Answer
$\dfrac{\partial T}{\partial p} =0$; $\dfrac{\partial T}{\partial q} =\dfrac{-1}{8}$;
and $\dfrac{\partial T}{\partial r} =\dfrac{1}{32}$
Work Step by Step
$\dfrac{\partial T}{\partial p} =0\\\dfrac{\partial T}{\partial q} =\dfrac{ (2 q \sqrt {r}+\sqrt q r)-(\sqrt qr)(2 \sqrt r+\dfrac{r}{2 \sqrt q})}{(2q\sqrt r+\sqrt qr)^2}$;
$\dfrac{\partial T}{\partial q} =\dfrac{ -8}{64}=\dfrac{-1}{8}$; (When $p=2; q=1; r=4$)
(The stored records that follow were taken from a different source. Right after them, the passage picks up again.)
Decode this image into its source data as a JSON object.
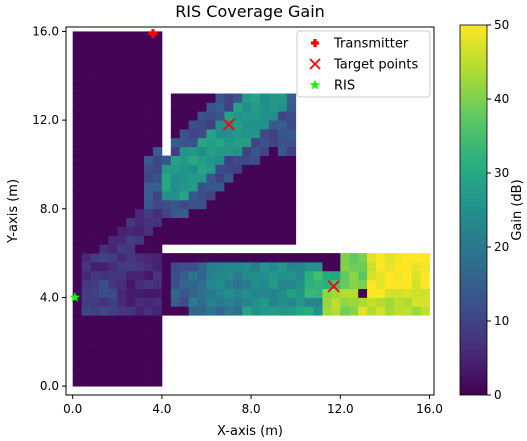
{
  "chart_data": {
    "type": "heatmap",
    "title": "RIS Coverage Gain",
    "xlabel": "X-axis (m)",
    "ylabel": "Y-axis (m)",
    "xlim": [
      -0.3,
      16.2
    ],
    "ylim": [
      -0.4,
      16.2
    ],
    "xticks": [
      0.0,
      4.0,
      8.0,
      12.0,
      16.0
    ],
    "xtick_labels": [
      "0.0",
      "4.0",
      "8.0",
      "12.0",
      "16.0"
    ],
    "yticks": [
      0.0,
      4.0,
      8.0,
      12.0,
      16.0
    ],
    "ytick_labels": [
      "0.0",
      "4.0",
      "8.0",
      "12.0",
      "16.0"
    ],
    "grid": false,
    "cell_size_m": 0.4,
    "colorbar": {
      "label": "Gain (dB)",
      "min": 0,
      "max": 50,
      "ticks": [
        0,
        10,
        20,
        30,
        40,
        50
      ],
      "tick_labels": [
        "0",
        "10",
        "20",
        "30",
        "40",
        "50"
      ],
      "colormap": "viridis"
    },
    "walls": [
      {
        "x0": 0.0,
        "x1": 4.0,
        "y0": 0.0,
        "y1": 16.0
      },
      {
        "x0": 4.0,
        "x1": 10.0,
        "y0": 6.4,
        "y1": 13.6
      },
      {
        "x0": 4.0,
        "x1": 16.0,
        "y0": 3.2,
        "y1": 6.0
      }
    ],
    "holes": [
      {
        "x0": 4.0,
        "x1": 4.4,
        "y0": 10.4,
        "y1": 13.6
      },
      {
        "x0": 4.0,
        "x1": 10.0,
        "y0": 13.2,
        "y1": 13.6
      }
    ],
    "gain_regions": [
      {
        "x0": 0.4,
        "x1": 4.0,
        "y0": 3.2,
        "y1": 6.0,
        "gain": 6
      },
      {
        "x0": 0.4,
        "x1": 2.0,
        "y0": 3.2,
        "y1": 4.8,
        "gain": 9
      },
      {
        "x0": 4.4,
        "x1": 6.0,
        "y0": 3.6,
        "y1": 5.6,
        "gain": 14
      },
      {
        "x0": 5.2,
        "x1": 7.6,
        "y0": 3.2,
        "y1": 5.2,
        "gain": 18
      },
      {
        "x0": 6.0,
        "x1": 8.8,
        "y0": 3.6,
        "y1": 5.6,
        "gain": 22
      },
      {
        "x0": 7.6,
        "x1": 12.8,
        "y0": 3.2,
        "y1": 3.6,
        "gain": 28
      },
      {
        "x0": 8.4,
        "x1": 11.2,
        "y0": 3.6,
        "y1": 5.6,
        "gain": 25
      },
      {
        "x0": 10.4,
        "x1": 12.0,
        "y0": 4.0,
        "y1": 5.2,
        "gain": 32
      },
      {
        "x0": 11.2,
        "x1": 12.8,
        "y0": 3.2,
        "y1": 4.4,
        "gain": 42
      },
      {
        "x0": 12.0,
        "x1": 13.2,
        "y0": 4.4,
        "y1": 6.0,
        "gain": 38
      },
      {
        "x0": 12.8,
        "x1": 16.0,
        "y0": 3.2,
        "y1": 4.0,
        "gain": 45
      },
      {
        "x0": 13.2,
        "x1": 16.0,
        "y0": 4.0,
        "y1": 6.0,
        "gain": 49
      },
      {
        "x0": 9.2,
        "x1": 10.0,
        "y0": 10.4,
        "y1": 12.8,
        "gain": 12
      },
      {
        "x0": 4.4,
        "x1": 5.2,
        "y0": 8.0,
        "y1": 9.6,
        "gain": 10
      }
    ],
    "diagonal_band": {
      "from": [
        4.6,
        9.2
      ],
      "to": [
        9.0,
        13.0
      ],
      "width_m": 1.6,
      "gain": 27
    },
    "faint_band": {
      "from": [
        1.2,
        5.2
      ],
      "to": [
        4.0,
        8.4
      ],
      "width_m": 1.2,
      "gain": 7
    },
    "transmitter": {
      "x": 3.6,
      "y": 15.9
    },
    "target_points": [
      {
        "x": 7.0,
        "y": 11.8
      },
      {
        "x": 11.7,
        "y": 4.5
      }
    ],
    "ris": {
      "x": 0.1,
      "y": 4.0
    },
    "legend": {
      "placement": "top-right",
      "entries": [
        {
          "label": "Transmitter",
          "marker": "plus",
          "color": "#ff0000"
        },
        {
          "label": "Target points",
          "marker": "x",
          "color": "#ff0000"
        },
        {
          "label": "RIS",
          "marker": "star",
          "color": "#00ff00"
        }
      ]
    }
  }
}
$\dfrac{\partial T}{\partial r} =\dfrac{ (2 q \sqrt {r}+\sqrt q r)(\sqrt q)-(\sqrt qr)(\dfrac{q}{\sqrt r}+\sqrt q)}{(2q\sqrt r+\sqrt qr)^2}$; (When $p=2; q=1; r=4$)
Thus, we have $\dfrac{\partial T}{\partial r} =\dfrac{2}{64}=\dfrac{1}{32}$